A l’appui de ses demandes, Mme [V] et [V] expose que :
Vu les articles 1119,1217,1224 et 1229 du Code civil, Vu les articles 328 et suivants du Code de procédure civile, Vu l’article 700 du Code de procédure civile, Vu l’article L. 131-1 du code des procédures civiles d’exécution, Vu la jurisprudence citée, Vu les pièces produites aux débats,
* Mme [V] et Mme [W] [X], gérante de [C], ont échangé des mails début juillet 2023 préalables à la conclusion d’un contrat, un des mails de [C] indiquant que l’établissement et le règlement rapide du devis permettra à [C] d’intégrer les travaux dans son planning de septembre, cette échéance permettant à SOTALA d’être présent à la Fashion Week de février 2024.
* Le 13 juillet 2023, Mme [W] [X] envoyait un devis d’un montant de 6.108,00 € TTC et les conditions générales de ventes (CGVs) en pièces jointes, devis retourné le même jour signé par Mme [V].

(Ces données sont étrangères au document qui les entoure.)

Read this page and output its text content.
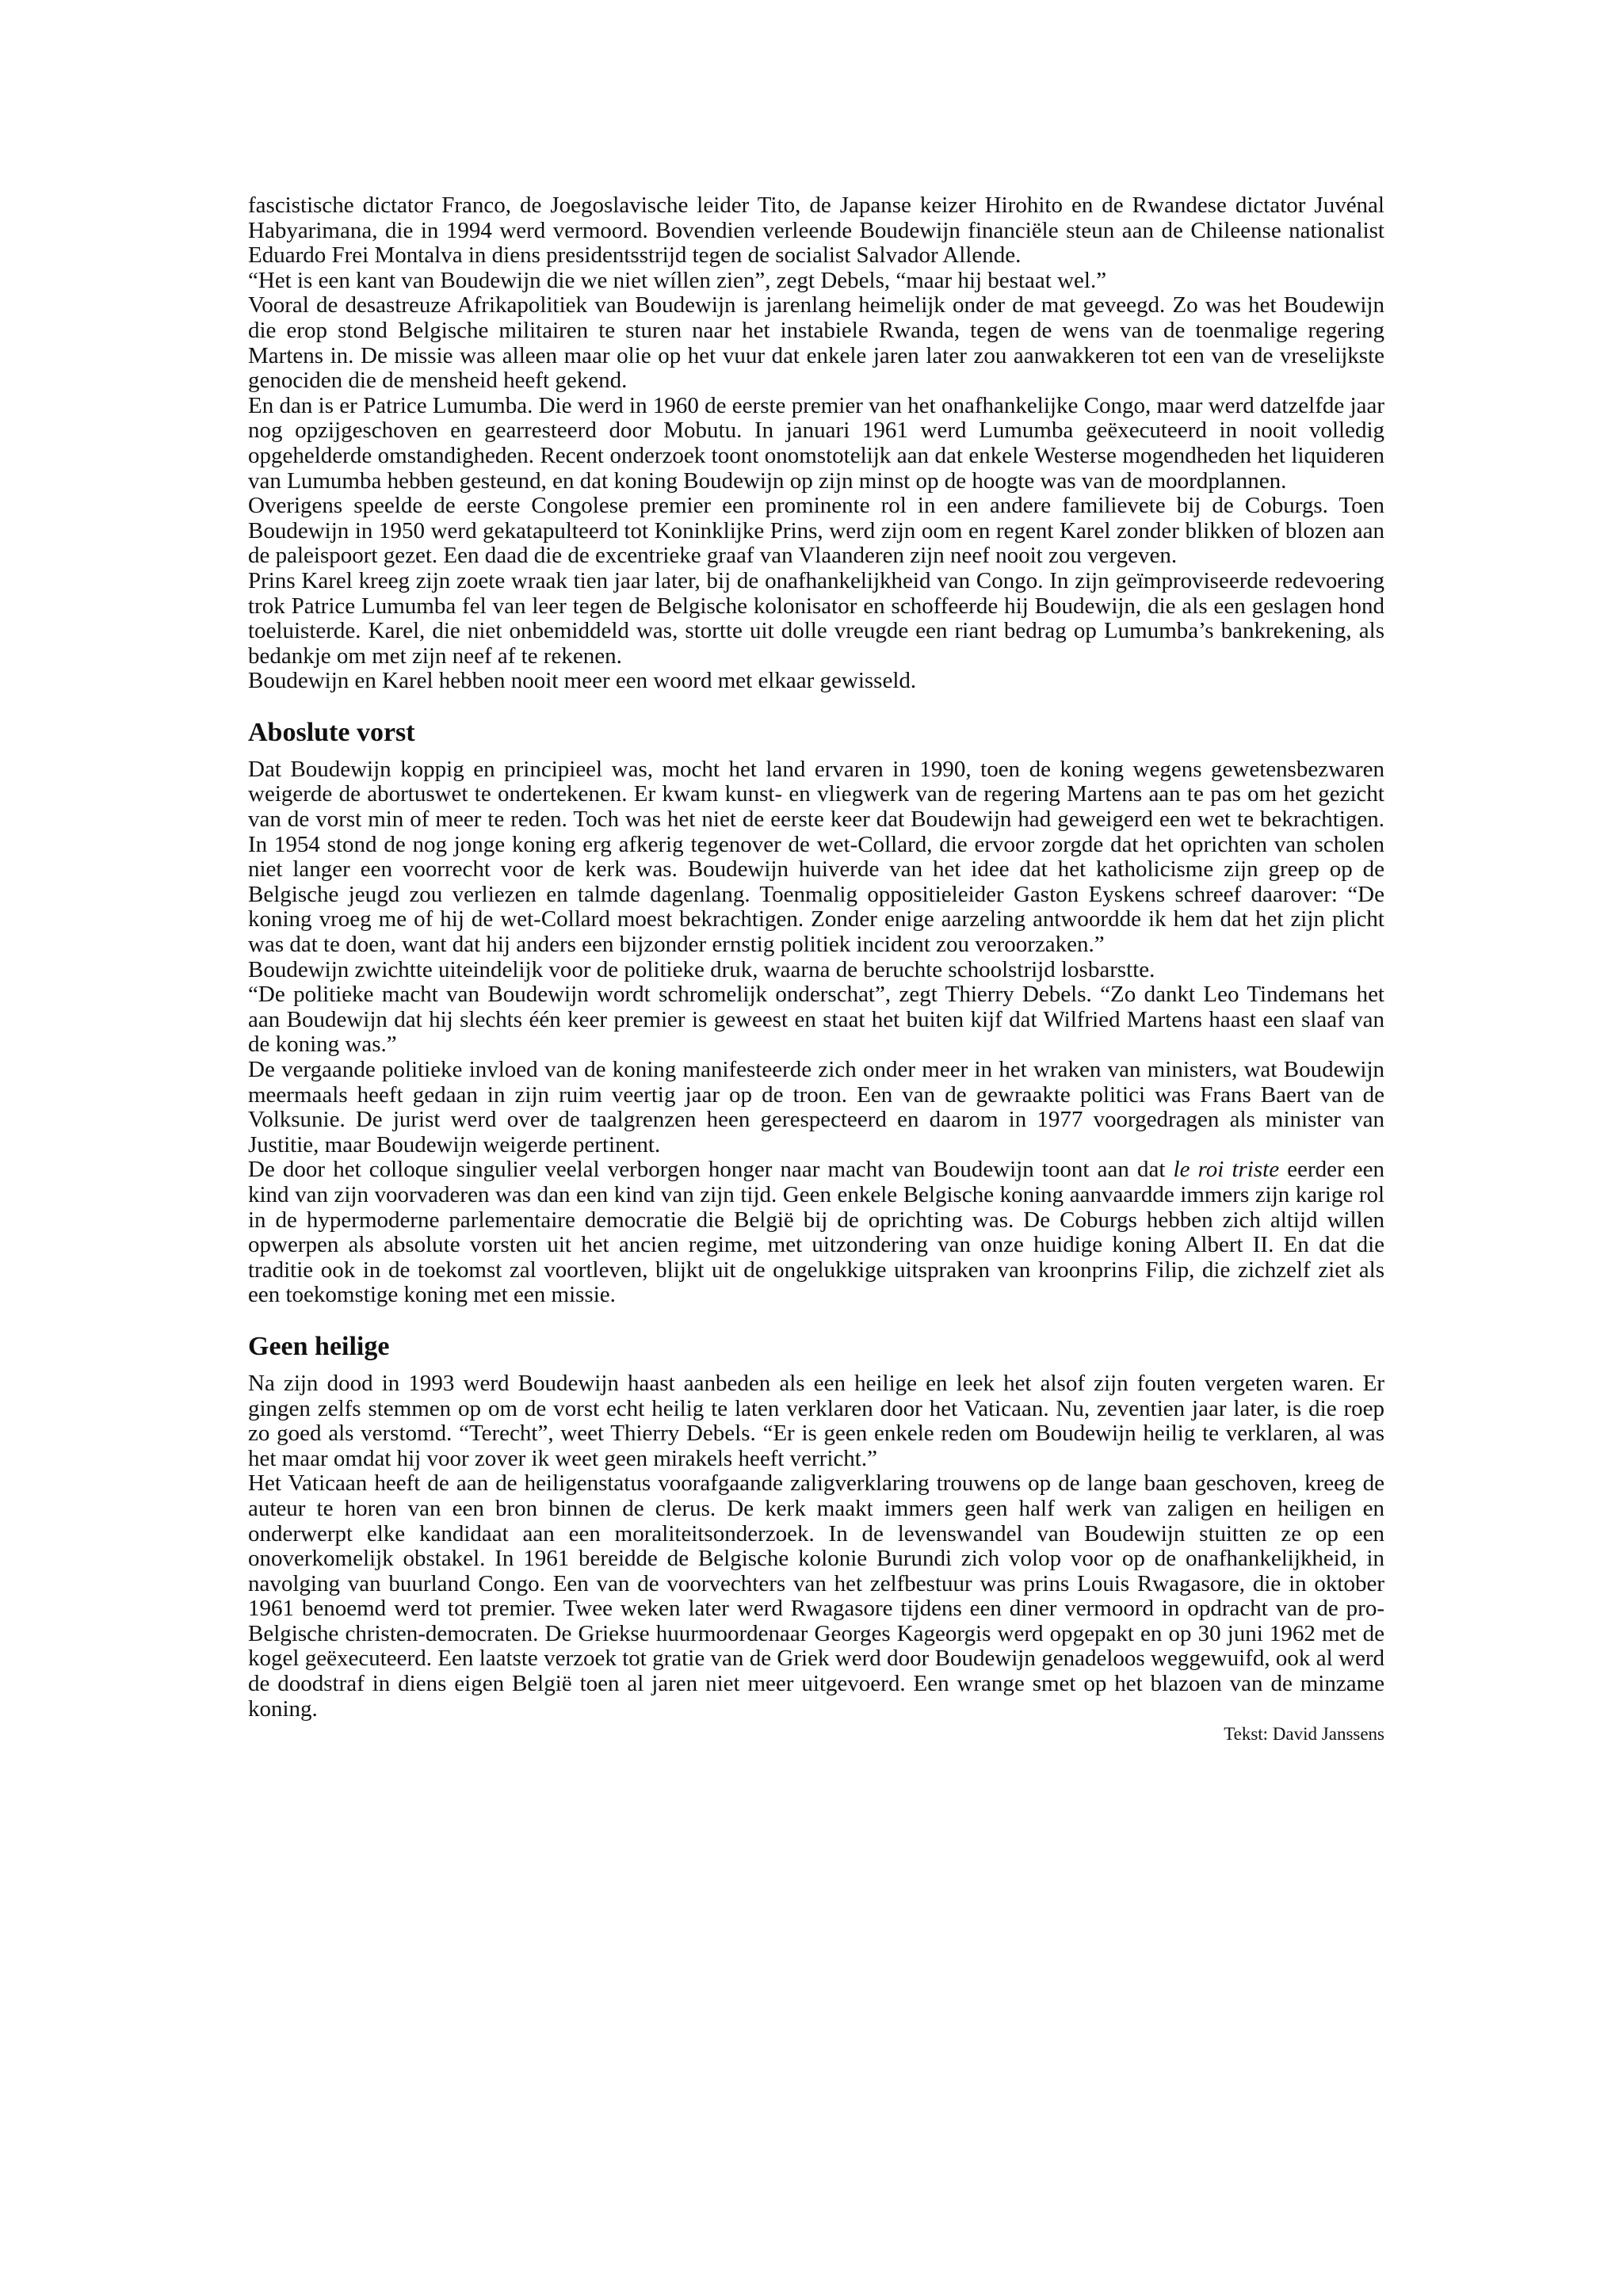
fascistische dictator Franco, de Joegoslavische leider Tito, de Japanse keizer Hirohito en de Rwandese dictator Juvénal Habyarimana, die in 1994 werd vermoord. Bovendien verleende Boudewijn financiële steun aan de Chileense nationalist Eduardo Frei Montalva in diens presidentsstrijd tegen de socialist Salvador Allende.

“Het is een kant van Boudewijn die we niet wíllen zien”, zegt Debels, “maar hij bestaat wel.”

Vooral de desastreuze Afrikapolitiek van Boudewijn is jarenlang heimelijk onder de mat geveegd. Zo was het Boudewijn die erop stond Belgische militairen te sturen naar het instabiele Rwanda, tegen de wens van de toenmalige regering Martens in. De missie was alleen maar olie op het vuur dat enkele jaren later zou aanwakkeren tot een van de vreselijkste genociden die de mensheid heeft gekend.

En dan is er Patrice Lumumba. Die werd in 1960 de eerste premier van het onafhankelijke Congo, maar werd datzelfde jaar nog opzijgeschoven en gearresteerd door Mobutu. In januari 1961 werd Lumumba geëxecuteerd in nooit volledig opgehelderde omstandigheden. Recent onderzoek toont onomstotelijk aan dat enkele Westerse mogendheden het liquideren van Lumumba hebben gesteund, en dat koning Boudewijn op zijn minst op de hoogte was van de moordplannen.

Overigens speelde de eerste Congolese premier een prominente rol in een andere familievete bij de Coburgs. Toen Boudewijn in 1950 werd gekatapulteerd tot Koninklijke Prins, werd zijn oom en regent Karel zonder blikken of blozen aan de paleispoort gezet. Een daad die de excentrieke graaf van Vlaanderen zijn neef nooit zou vergeven.

Prins Karel kreeg zijn zoete wraak tien jaar later, bij de onafhankelijkheid van Congo. In zijn geïmproviseerde redevoering trok Patrice Lumumba fel van leer tegen de Belgische kolonisator en schoffeerde hij Boudewijn, die als een geslagen hond toeluisterde. Karel, die niet onbemiddeld was, stortte uit dolle vreugde een riant bedrag op Lumumba’s bankrekening, als bedankje om met zijn neef af te rekenen.

Boudewijn en Karel hebben nooit meer een woord met elkaar gewisseld.

Aboslute vorst

Dat Boudewijn koppig en principieel was, mocht het land ervaren in 1990, toen de koning wegens gewetensbezwaren weigerde de abortuswet te ondertekenen. Er kwam kunst- en vliegwerk van de regering Martens aan te pas om het gezicht van de vorst min of meer te reden. Toch was het niet de eerste keer dat Boudewijn had geweigerd een wet te bekrachtigen. In 1954 stond de nog jonge koning erg afkerig tegenover de wet-Collard, die ervoor zorgde dat het oprichten van scholen niet langer een voorrecht voor de kerk was. Boudewijn huiverde van het idee dat het katholicisme zijn greep op de Belgische jeugd zou verliezen en talmde dagenlang. Toenmalig oppositieleider Gaston Eyskens schreef daarover: “De koning vroeg me of hij de wet-Collard moest bekrachtigen. Zonder enige aarzeling antwoordde ik hem dat het zijn plicht was dat te doen, want dat hij anders een bijzonder ernstig politiek incident zou veroorzaken.”

Boudewijn zwichtte uiteindelijk voor de politieke druk, waarna de beruchte schoolstrijd losbarstte.

“De politieke macht van Boudewijn wordt schromelijk onderschat”, zegt Thierry Debels. “Zo dankt Leo Tindemans het aan Boudewijn dat hij slechts één keer premier is geweest en staat het buiten kijf dat Wilfried Martens haast een slaaf van de koning was.”

De vergaande politieke invloed van de koning manifesteerde zich onder meer in het wraken van ministers, wat Boudewijn meermaals heeft gedaan in zijn ruim veertig jaar op de troon. Een van de gewraakte politici was Frans Baert van de Volksunie. De jurist werd over de taalgrenzen heen gerespecteerd en daarom in 1977 voorgedragen als minister van Justitie, maar Boudewijn weigerde pertinent.

De door het colloque singulier veelal verborgen honger naar macht van Boudewijn toont aan dat le roi triste eerder een kind van zijn voorvaderen was dan een kind van zijn tijd. Geen enkele Belgische koning aanvaardde immers zijn karige rol in de hypermoderne parlementaire democratie die België bij de oprichting was. De Coburgs hebben zich altijd willen opwerpen als absolute vorsten uit het ancien regime, met uitzondering van onze huidige koning Albert II. En dat die traditie ook in de toekomst zal voortleven, blijkt uit de ongelukkige uitspraken van kroonprins Filip, die zichzelf ziet als een toekomstige koning met een missie.

Geen heilige

Na zijn dood in 1993 werd Boudewijn haast aanbeden als een heilige en leek het alsof zijn fouten vergeten waren. Er gingen zelfs stemmen op om de vorst echt heilig te laten verklaren door het Vaticaan. Nu, zeventien jaar later, is die roep zo goed als verstomd. “Terecht”, weet Thierry Debels. “Er is geen enkele reden om Boudewijn heilig te verklaren, al was het maar omdat hij voor zover ik weet geen mirakels heeft verricht.”

Het Vaticaan heeft de aan de heiligenstatus voorafgaande zaligverklaring trouwens op de lange baan geschoven, kreeg de auteur te horen van een bron binnen de clerus. De kerk maakt immers geen half werk van zaligen en heiligen en onderwerpt elke kandidaat aan een moraliteitsonderzoek. In de levenswandel van Boudewijn stuitten ze op een onoverkomelijk obstakel. In 1961 bereidde de Belgische kolonie Burundi zich volop voor op de onafhankelijkheid, in navolging van buurland Congo. Een van de voorvechters van het zelfbestuur was prins Louis Rwagasore, die in oktober 1961 benoemd werd tot premier. Twee weken later werd Rwagasore tijdens een diner vermoord in opdracht van de pro-Belgische christen-democraten. De Griekse huurmoordenaar Georges Kageorgis werd opgepakt en op 30 juni 1962 met de kogel geëxecuteerd. Een laatste verzoek tot gratie van de Griek werd door Boudewijn genadeloos weggewuifd, ook al werd de doodstraf in diens eigen België toen al jaren niet meer uitgevoerd. Een wrange smet op het blazoen van de minzame koning.

Tekst: David Janssens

* Le mail ne mentionnait pas expressément la communication de ces conditions générales et le devis ne portait pas non plus de référence à ces conditions générales (CGVs)
* Le 18 juillet 2023, Mme [V] a réglé par virement l’intégralité du devis.
* À la suite de l’envoi du nouveau devis, Mme [V] a procédé au paiement de la somme complémentaire de 2.070 € TTC le 24 octobre 2023.
A compter d’octobre 2023, malgré les demandes de Mme [V] relative au calendrier de production des prototypes demandés et la communication d’éléments photographiques ou vidéo sur l’avancement des travaux, [C] n’a pas été en mesure de respecter les calendriers convenus pour l’essayage des prototypes, initialement prévu courant novembre, puis repoussé à décembre, et [C] n’est revenu vers Mme [V] que fin mars 2024 pour un essayage des toiles (précisément le 28 mars 2024), montrant également que [C], malgré sa demande de commande des tissus par [V] en septembre 2023, n’était, à cette date, qu’au début de l’élaboration des prototypes.
* [C] se montrait alors dans l’incapacité d’exécuter les prestations prévues au devis.
* L’argument soulevé par [C] sur le délai non respecté de livraison des tissus tel que prévu au CGVs pour justifier les retards n’est pas fondé :
* D’une part, parce les CGVs initiales communiquées à [V] avec le devis ne comportaient pas de clauses relatives à ce délai, [C] ayant communiqué alors le 13 mars 2024 de nouvelles CGVs, présentées par [C] comme acceptées par [V], mais intégrant malhonnêtement une telle nouvelle clause pour justifier l’inexécution des travaux.
* D’autre part, parce que le processus en 9 étapes de réalisations convenus avec [C] montre clairement que la livraison des tissus et la 8 ème étape sur les 9 étapes.
* Il apparaît que, pendant les 8 mois à compter de la signature et du paiement du devis, [C] n’a effectué aucuns des travaux prévus au devis.
* Le fait que l’absence de ses salariés pour maladie durant la période prévue des travaux, fondé sur des échanges de sms entre Mme [X] et ses salariés, n’est absolument pas probant, démontrant plutôt que quasi aucun travail n’avait été encore été exécuté à début janvier 2024.
A la suite des manipulations et comportement délictuel, [V] résiliait le contrat par courrier RAR le 14 mars 2024 en application de l’article 1217 et 1224 du Code civil, précisant à l’audience du juge de fond sa demande comme une résolution du contrat au titre de ces articles, et demandait la restitution du prix.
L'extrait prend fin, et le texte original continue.